Um em cada dois alvos de medidas protetivas com base na Lei Maria da Penha em São Paulo não é notificado após aproximadamente cinco meses da decisão judicial. Em 63% dos casos, por morosidade da Justiça. Nos demais 37%, porque o requerido (a pessoa que põe em risco a integridade de uma mulher, quase sempre um homem) não é localizado nos endereços informados.
A noticia é de DEMETRIO VECCHIOLI. Os dados são do núcleo central da Promotoria de Justiça de Enfrentamento à Violência Doméstica da Capital, do Ministério Público de São Paulo, e dizem respeito a mulheres protegidas pelo projeto “Guardiã Maria da Penha”, uma parceria do MPSP com a Guarda Civil Metropolitana e com a Secretaria Municipal de Políticas para as Mulheres.
“São várias camadas. A mais drástica é o requerido não ter sido localizado. O atraso é também uma camada preocupante. Todo segundo de atraso para que a pessoa seja intimada é considerado uma situação de risco, porque a vítima deixa de ser protegida. Quanto mais tempo demora, maior é o tempo que ela está numa situação de vulnerabilidade”, afirma a promotora Fabíola Sucasas, da promotoria de Enfrentamento à Violência Doméstica.
Há anos atuando em processos que envolvem medidas protetivas, Fabíola convivia com situações recorrentes de requeridos que não chegam a tomar conhecimento formal das decisões judiciais que os proíbem de se aproximar ou manter contato com uma mulher.
Dai veio a proposta de transformar a pesquisa empírica em estatística.

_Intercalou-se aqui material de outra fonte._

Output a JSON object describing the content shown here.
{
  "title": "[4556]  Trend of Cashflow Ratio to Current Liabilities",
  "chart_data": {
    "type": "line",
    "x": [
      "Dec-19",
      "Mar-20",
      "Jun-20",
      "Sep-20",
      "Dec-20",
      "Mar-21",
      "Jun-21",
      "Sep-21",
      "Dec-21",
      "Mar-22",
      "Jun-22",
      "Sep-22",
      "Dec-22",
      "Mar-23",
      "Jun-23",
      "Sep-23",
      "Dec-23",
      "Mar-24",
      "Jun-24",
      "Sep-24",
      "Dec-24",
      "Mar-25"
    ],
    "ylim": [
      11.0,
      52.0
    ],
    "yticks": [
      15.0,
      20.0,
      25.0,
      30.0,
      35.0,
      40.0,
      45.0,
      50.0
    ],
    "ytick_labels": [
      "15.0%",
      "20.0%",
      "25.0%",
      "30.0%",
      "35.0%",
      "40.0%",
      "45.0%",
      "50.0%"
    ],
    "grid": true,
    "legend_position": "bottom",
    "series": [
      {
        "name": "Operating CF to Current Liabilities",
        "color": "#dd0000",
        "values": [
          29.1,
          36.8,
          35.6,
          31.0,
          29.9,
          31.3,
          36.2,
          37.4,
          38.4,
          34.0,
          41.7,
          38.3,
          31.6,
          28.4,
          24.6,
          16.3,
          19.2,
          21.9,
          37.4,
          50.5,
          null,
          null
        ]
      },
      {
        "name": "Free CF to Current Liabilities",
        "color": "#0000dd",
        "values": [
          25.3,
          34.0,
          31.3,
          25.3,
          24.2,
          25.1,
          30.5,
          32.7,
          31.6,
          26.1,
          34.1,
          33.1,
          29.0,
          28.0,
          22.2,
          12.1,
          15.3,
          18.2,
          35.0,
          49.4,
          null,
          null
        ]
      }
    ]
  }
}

De um recorte de 367 casos analisados, todos do núcleo central, que atende o centro da cidade de São Paulo, em 53% o requerido foi intimado, e em 47% não. Dos que não foram, em 63% dos casos o mandado fora expedido, mas ainda não havia sido cumprido. Nos demais 37%, o mandado fora expedido, sem que o requerido tenha sido localizado.
Na prática, isso se transforma em risco de vida para a mulher. “Muitas vezes a mulher entra no Guardiã, entra em contato com a GCM e fala: ‘o agressor está aqui perto’. A GCM vai até o local, localiza o agressor, mas ele não foi formalizado da medida.
Pelo Guardiã, um programa criado em 2014, o Ministério Público encaminha os casos cujas medidas protetivas tenham sido deferidas pelos juízes à GCM e à SMPM, que iniciam a atenção a essas mulheres.
O MPSP e a prefeitura de São Paulo agora têm conversas avançadas para um termo de cooperação que vai permitir que alvos de medidas protetivas sejam reconhecidos pelo programa Smart Sampa e, a partir daí, sejam notificados administrativamente das medidas em vigor. A partir daí, eles não poderiam mais alegar desconhecimento para continuar perseguindo as vítimas.
Pelo projeto, ao localizar um requerido, a GCM faria a comunicação administrativa da medida protetiva. Isso não substitui a notificação judicial, cumprida por um oficial de Justiça, mas é o suficiente para reconhecer que aquela pessoa tem conhecimento das medidas protetivas — por exemplo, que não pode se aproximar ou manter contato com a vítima. Em caso de desrespeito, ele pode ser preso.
Para Fabíola Sucasas, a medida tem potencial de causar grande impacto na redução do número crescente de casos de violência contra a mulher. Só até o início do mês foram 53 casos de feminicídio na cidade de São Paulo, um recorde.